At this point, you’re shaking your head wondering how the heck you’re going to fit another workout routine into your week. Well guess what – if you do the above exercises, you won’t need to do anything more! See what I did there? You may be asking, “what about Cross-Fit!?” It isn’t my personal bag, but throwing in some HIIT (High Intensity Interval Training) definitely is a fat-burner, so if you like group workouts, cool acronyms, and feeling like you’re going to pass out mid-burpee, HIIT could be for you (maybe that last part is just me…)
How to do fat burning exercises
In addition to following the above exercise routines, you need to pick a food strategy you can stick with. The easiest way to reduce your weight is to eat fewer calories than you burn. 90% of your success or failure of losing weight will come from what’s on your fork. Boring, I know, but effective. At Jetson, we always talk about eating real, whole foods, but this site puts a finer point on it with some high-quality, practical advice.
What can you expect?
If you do your workouts and focus on achievable meal planning, you will burn the fat, drop the pounds, and look and feel better.

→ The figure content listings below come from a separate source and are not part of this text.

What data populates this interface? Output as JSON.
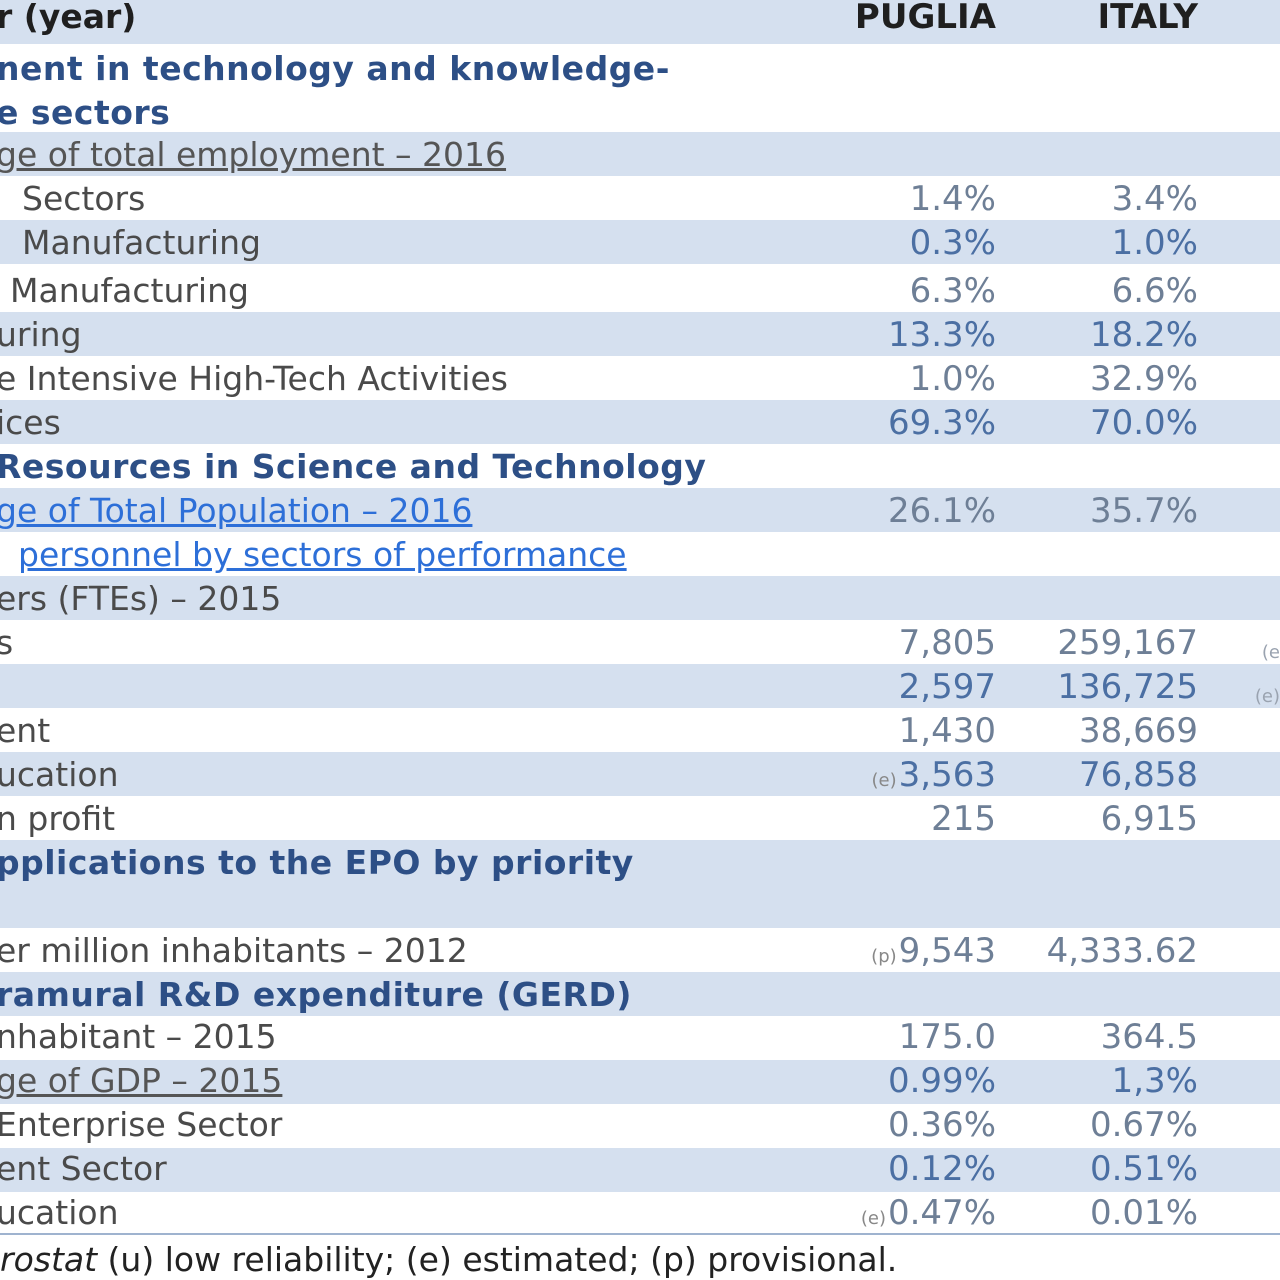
{
  "header": {
    "indicator_label": "r (year)",
    "col_puglia": "PUGLIA",
    "col_italy": "ITALY"
  },
  "rows": {
    "s1_line1": "nent  in  technology  and  knowledge-",
    "s1_line2": "e sectors",
    "s1_sub": "ge of total employment – 2016",
    "r1": {
      "label": "Sectors",
      "puglia": "1.4%",
      "italy": "3.4%"
    },
    "r2": {
      "label": "Manufacturing",
      "puglia": "0.3%",
      "italy": "1.0%"
    },
    "r3": {
      "label": "Manufacturing",
      "puglia": "6.3%",
      "italy": "6.6%"
    },
    "r4": {
      "label": "uring",
      "puglia": "13.3%",
      "italy": "18.2%"
    },
    "r5": {
      "label": "e Intensive High-Tech Activities",
      "puglia": "1.0%",
      "italy": "32.9%"
    },
    "r6": {
      "label": "ices",
      "puglia": "69.3%",
      "italy": "70.0%"
    },
    "s2": "Resources in Science and Technology",
    "s2_sub": {
      "label": "ge of Total Population – 2016",
      "puglia": "26.1%",
      "italy": "35.7%"
    },
    "s3_link": "personnel by sectors of performance",
    "s3_sub": "ers (FTEs) – 2015",
    "r7": {
      "label": "s",
      "puglia": "7,805",
      "italy": "259,167",
      "edge": "(e"
    },
    "r8": {
      "label": "",
      "puglia": "2,597",
      "italy": "136,725",
      "edge": "(e)"
    },
    "r9": {
      "label": "ent",
      "puglia": "1,430",
      "italy": "38,669"
    },
    "r10": {
      "label": "ucation",
      "flag": "(e)",
      "puglia": "3,563",
      "italy": "76,858"
    },
    "r11": {
      "label": "n profit",
      "puglia": "215",
      "italy": "6,915"
    },
    "s4_line1": "pplications  to  the  EPO  by  priority",
    "s4_sub": {
      "label": "er million inhabitants – 2012",
      "flag": "(p)",
      "puglia": "9,543",
      "italy": "4,333.62"
    },
    "s5": "ramural R&D expenditure (GERD)",
    "r12": {
      "label": "nhabitant – 2015",
      "puglia": "175.0",
      "italy": "364.5"
    },
    "r13": {
      "label": "ge of GDP – 2015",
      "puglia": "0.99%",
      "italy": "1,3%"
    },
    "r14": {
      "label": "Enterprise Sector",
      "puglia": "0.36%",
      "italy": "0.67%"
    },
    "r15": {
      "label": "ent Sector",
      "puglia": "0.12%",
      "italy": "0.51%"
    },
    "r16": {
      "label": "ucation",
      "flag": "(e)",
      "puglia": "0.47%",
      "italy": "0.01%"
    }
  },
  "footer": {
    "source_italic": "rostat",
    "source_rest": " (u) low reliability; (e) estimated; (p) provisional."
  }
}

There, I just saved you $6 that you would have spent on Us Weekly.
There will always be excuses as to why you can’t do some of these all the time, and that’s ok. The point for the New Year is to build a plan, work the plan, modify the plan when things don’t work, and keep going. Remember: something is better than nothing when it comes to exercise and nutrition, so don’t get discouraged when life throws you a curveball and you have to adapt. Heck, that’s why we do agility training.